Lately I have come across stuff that owns Windows sytems via Firefox in some fashion. AVG was alone has been able to clean these systems up. I have found some tools that are effective.
Dr Web CureIt is the best AV package I’ve found thus far. It was able to heal W32 Virut. Neither AVG nor Avast could. When core Windows system32 files are inflected, along with ServicePackFiles directory and the whole of System Restore, you need to be able to heal files.
That said, CureIt is not a standalone AV package. You have to download it everytime you need updated definitions. AVG8 is great and full featured for that. (But then, I never run AV in active mode.)
I still find Spybot Search & Destroy awesome for post infection cleanup.
Additionally, a variety of powerful tools can deal with rootkits and trojans:
- Malwarebytes’ Anti-Malware is one of the best tools I’ve used. It works extremely well.
- ComboFix is another highly effective tool for handling trojans and rootkits, although it is more bare without a nice end-user GUI. It comes with directions you must follow above.
- AVZ is a seriously hardcore tool. The Web site is entirely in Russian. The interface is in English, though. There are some instructions at geekstogo, too.
To find out what’s going on, you can run HiJackThis on your system. There are some excellent instructions for that, too.

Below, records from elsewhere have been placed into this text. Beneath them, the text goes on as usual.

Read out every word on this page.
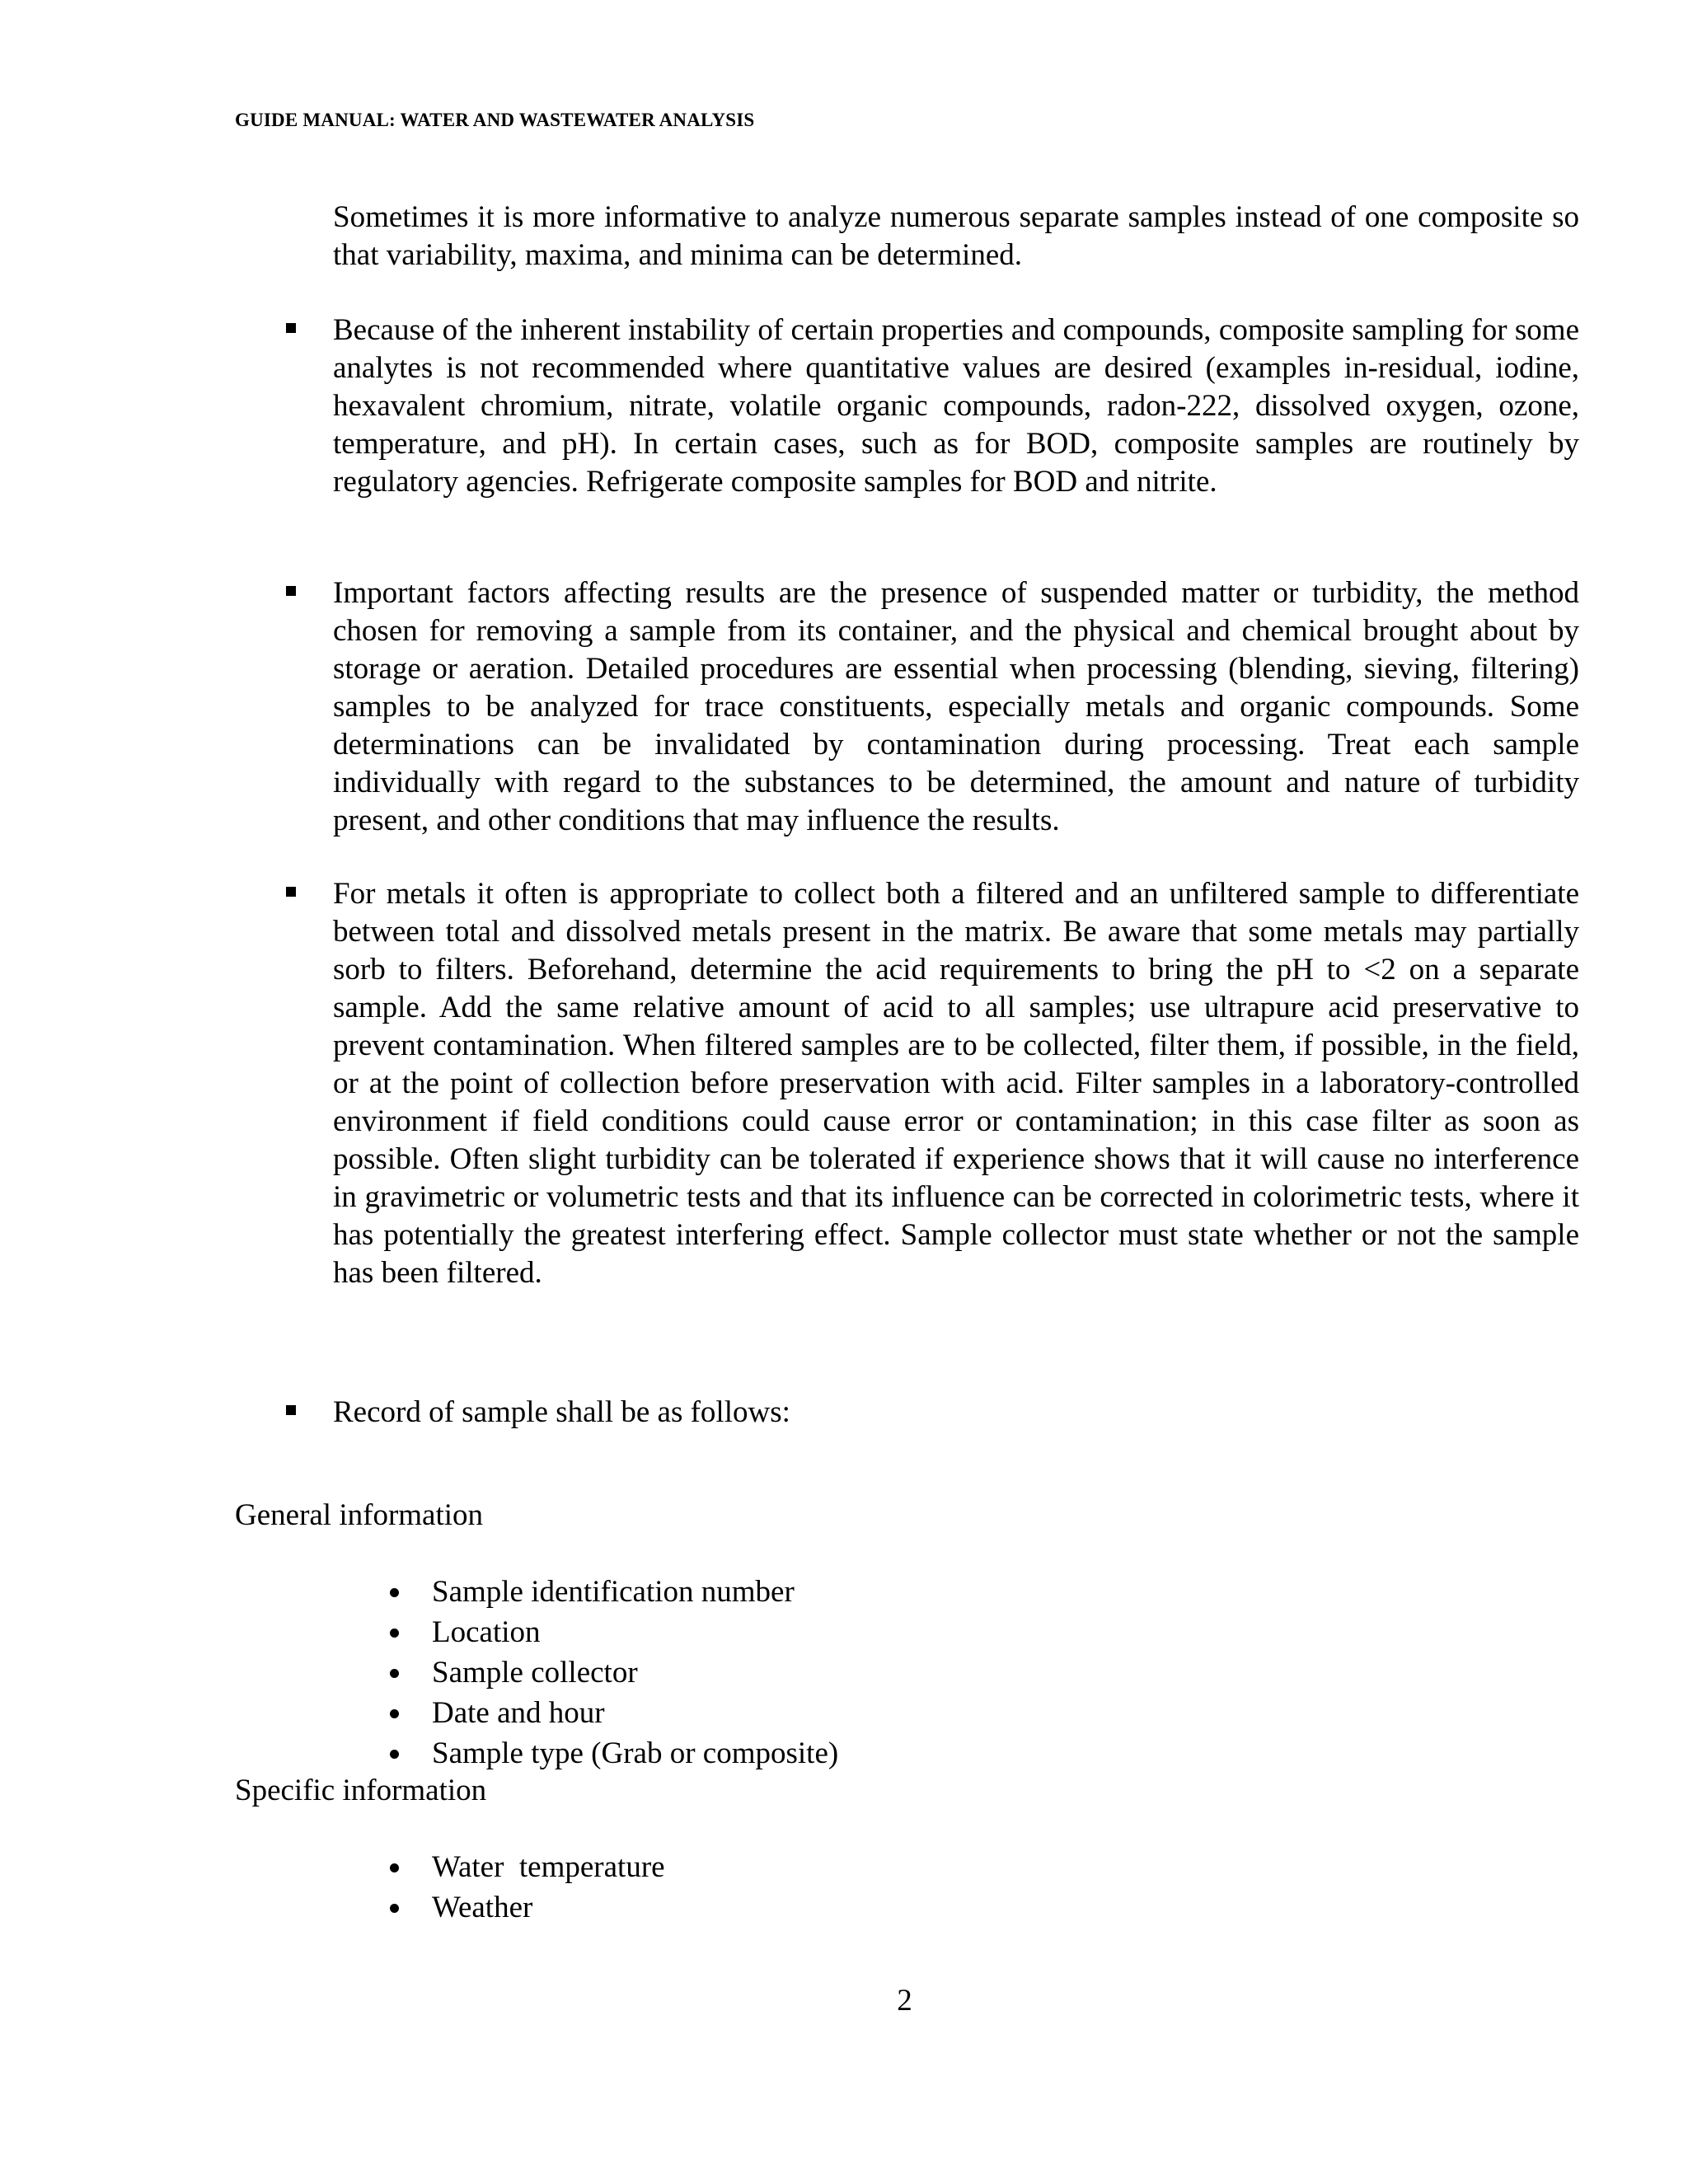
GUIDE MANUAL: WATER AND WASTEWATER ANALYSIS

Sometimes it is more informative to analyze numerous separate samples instead of one composite so that variability, maxima, and minima can be determined.

Because of the inherent instability of certain properties and compounds, composite sampling for some analytes is not recommended where quantitative values are desired (examples in-residual, iodine, hexavalent chromium, nitrate, volatile organic compounds, radon-222, dissolved oxygen, ozone, temperature, and pH). In certain cases, such as for BOD, composite samples are routinely by regulatory agencies. Refrigerate composite samples for BOD and nitrite.

Important factors affecting results are the presence of suspended matter or turbidity, the method chosen for removing a sample from its container, and the physical and chemical brought about by storage or aeration. Detailed procedures are essential when processing (blending, sieving, filtering) samples to be analyzed for trace constituents, especially metals and organic compounds. Some determinations can be invalidated by contamination during processing. Treat each sample individually with regard to the substances to be determined, the amount and nature of turbidity present, and other conditions that may influence the results.

For metals it often is appropriate to collect both a filtered and an unfiltered sample to differentiate between total and dissolved metals present in the matrix. Be aware that some metals may partially sorb to filters. Beforehand, determine the acid requirements to bring the pH to <2 on a separate sample. Add the same relative amount of acid to all samples; use ultrapure acid preservative to prevent contamination. When filtered samples are to be collected, filter them, if possible, in the field, or at the point of collection before preservation with acid. Filter samples in a laboratory-controlled environment if field conditions could cause error or contamination; in this case filter as soon as possible. Often slight turbidity can be tolerated if experience shows that it will cause no interference in gravimetric or volumetric tests and that its influence can be corrected in colorimetric tests, where it has potentially the greatest interfering effect. Sample collector must state whether or not the sample has been filtered.

Record of sample shall be as follows:

General information

Sample identification number
Location
Sample collector
Date and hour
Sample type (Grab or composite)

Specific information

Water  temperature
Weather
2
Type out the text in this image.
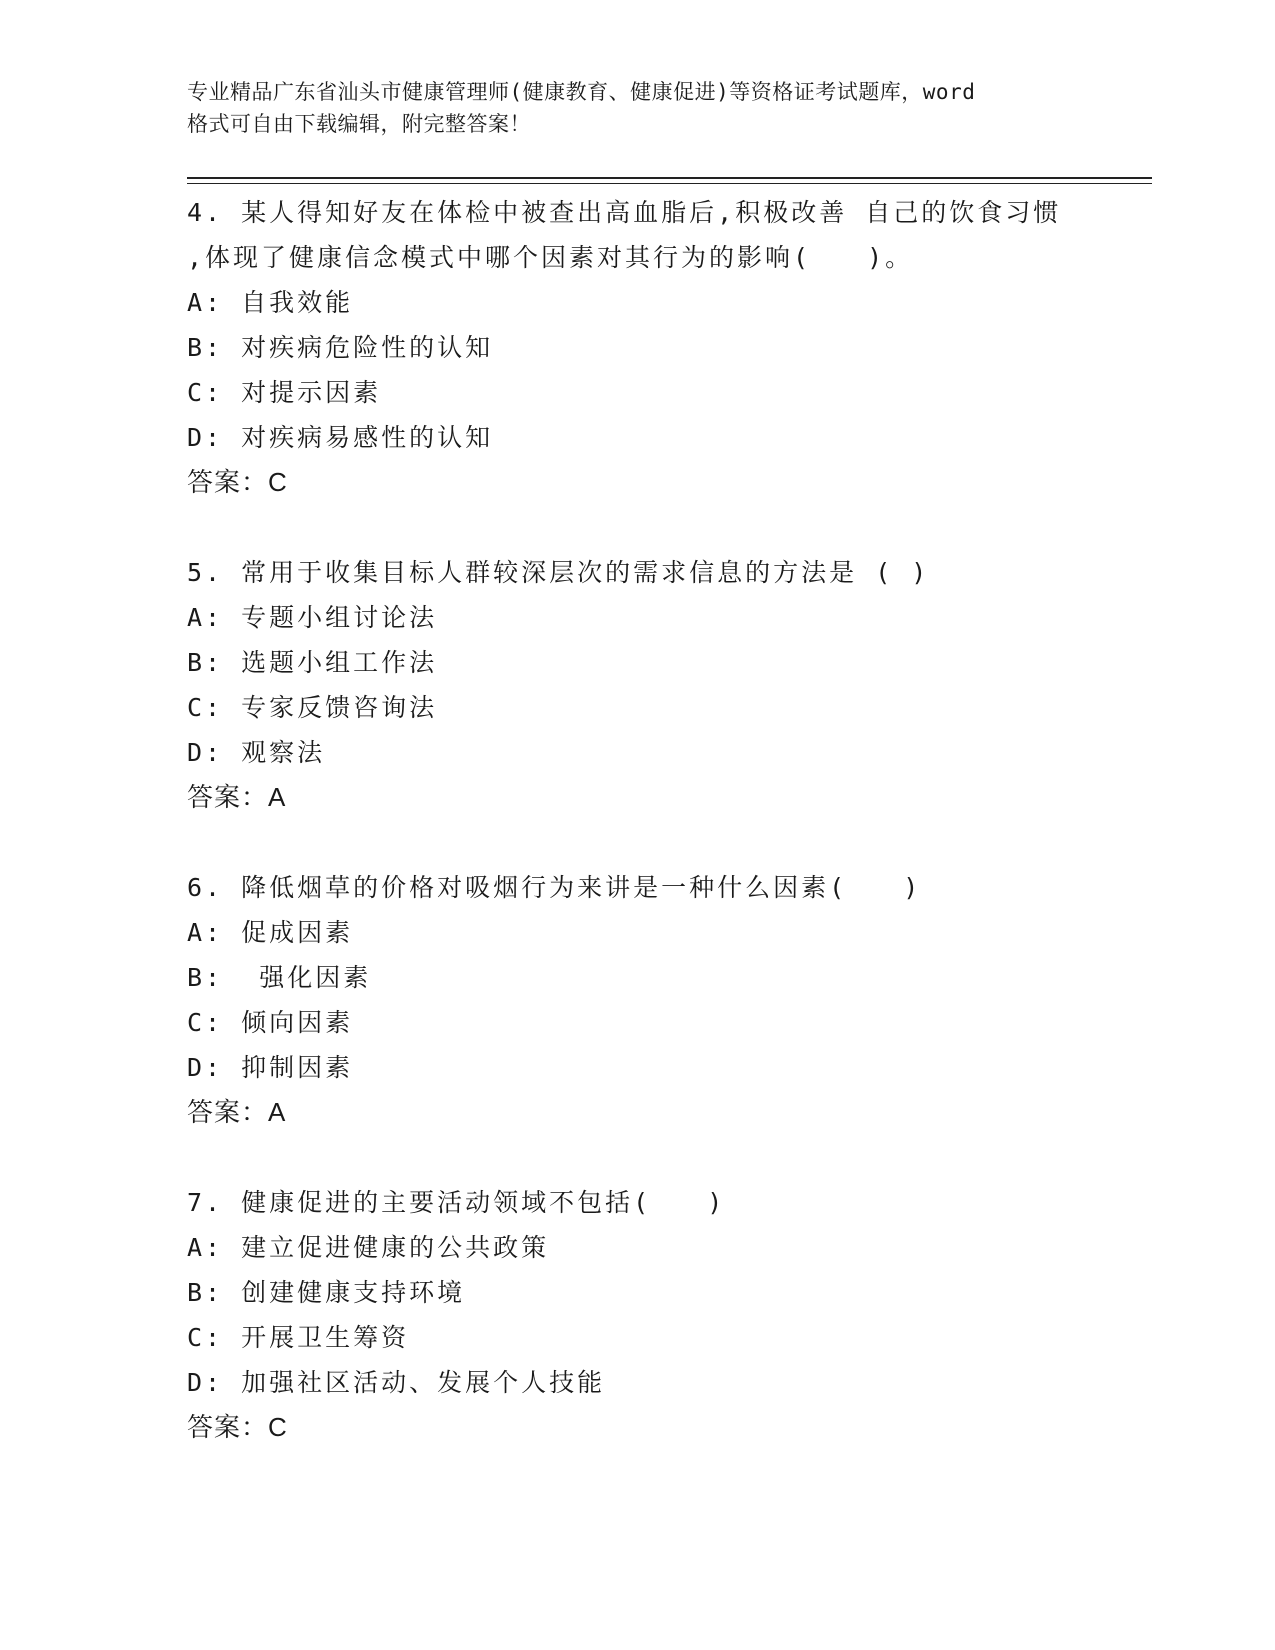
专业精品广东省汕头市健康管理师(健康教育、健康促进)等资格证考试题库，word
格式可自由下载编辑，附完整答案！
4. 某人得知好友在体检中被查出高血脂后,积极改善 自己的饮食习惯
,体现了健康信念模式中哪个因素对其行为的影响(　　)。
A: 自我效能
B: 对疾病危险性的认知
C: 对提示因素
D: 对疾病易感性的认知
答案：C
5. 常用于收集目标人群较深层次的需求信息的方法是 ( )
A: 专题小组讨论法
B: 选题小组工作法
C: 专家反馈咨询法
D: 观察法
答案：A
6. 降低烟草的价格对吸烟行为来讲是一种什么因素(　　)
A: 促成因素
B:  强化因素
C: 倾向因素
D: 抑制因素
答案：A
7. 健康促进的主要活动领域不包括(　　)
A: 建立促进健康的公共政策
B: 创建健康支持环境
C: 开展卫生筹资
D: 加强社区活动、发展个人技能
答案：C
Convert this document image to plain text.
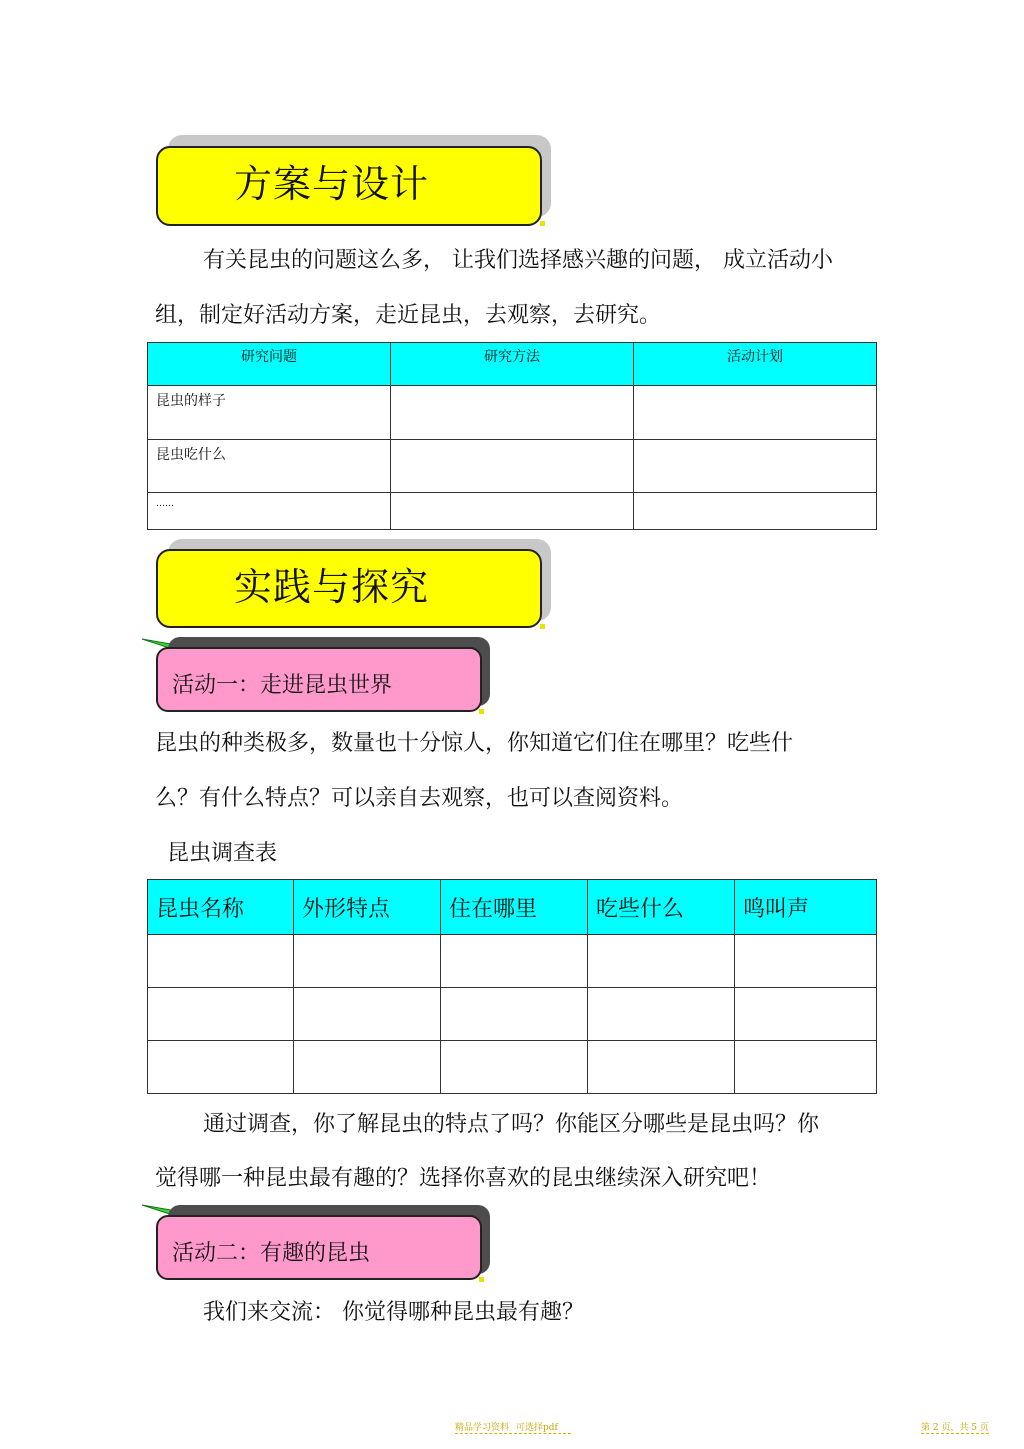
方案与设计
有关昆虫的问题这么多， 让我们选择感兴趣的问题， 成立活动小
组，制定好活动方案，走近昆虫，去观察，去研究。
研究问题	研究方法	活动计划
昆虫的样子		
昆虫吃什么		
……		
实践与探究
活动一：走进昆虫世界
昆虫的种类极多，数量也十分惊人，你知道它们住在哪里？吃些什
么？有什么特点？可以亲自去观察，也可以查阅资料。
昆虫调查表
昆虫名称	外形特点	住在哪里	吃些什么	鸣叫声

通过调查，你了解昆虫的特点了吗？你能区分哪些是昆虫吗？你
觉得哪一种昆虫最有趣的？选择你喜欢的昆虫继续深入研究吧！
活动二：有趣的昆虫
我们来交流： 你觉得哪种昆虫最有趣？
精品学习资料 可选择pdf	第 2 页，共 5 页
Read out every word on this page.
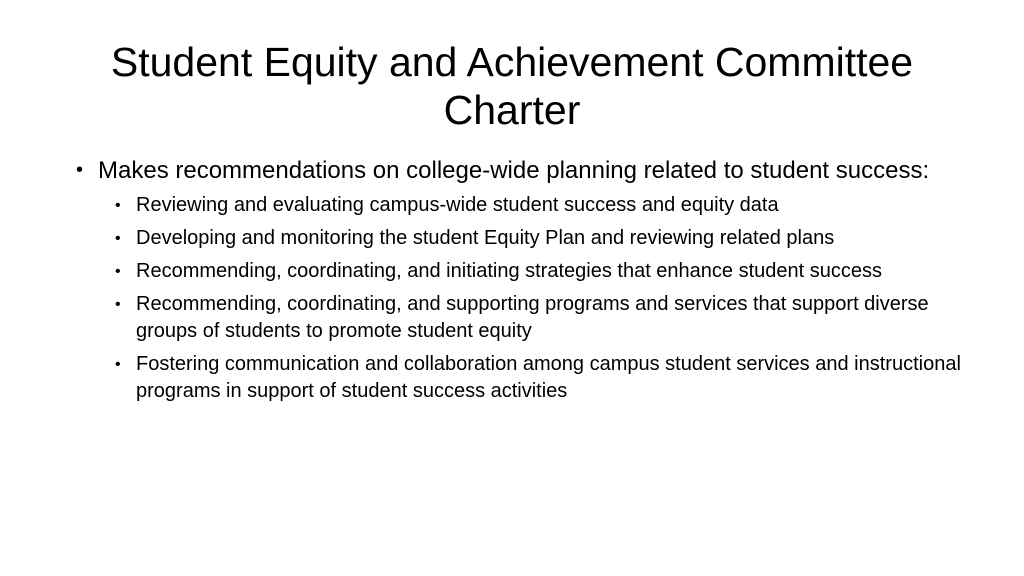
Student Equity and Achievement Committee Charter
• Makes recommendations on college-wide planning related to student success:
• Reviewing and evaluating campus-wide student success and equity data
• Developing and monitoring the student Equity Plan and reviewing related plans
• Recommending, coordinating, and initiating strategies that enhance student success
• Recommending, coordinating, and supporting programs and services that support diverse groups of students to promote student equity
• Fostering communication and collaboration among campus student services and instructional programs in support of student success activities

AVG had a rootkit detection tool available, but it’s rolled into AVG 8 now. SysInternals has a detection tool. TrendMicro has a rootkit tool Rootkit Buster as well. Mcafee has a Rootkit Detective tool.
On one system, critical services like the DCOM Server Process Launcher were crashing. Amazingly, Microsoft’s Malicious Software Removal Tool fixed that problem. Highly recommended.
You can use VirusTotal to scan a file that you believe is infected with a ton of different AV products at once.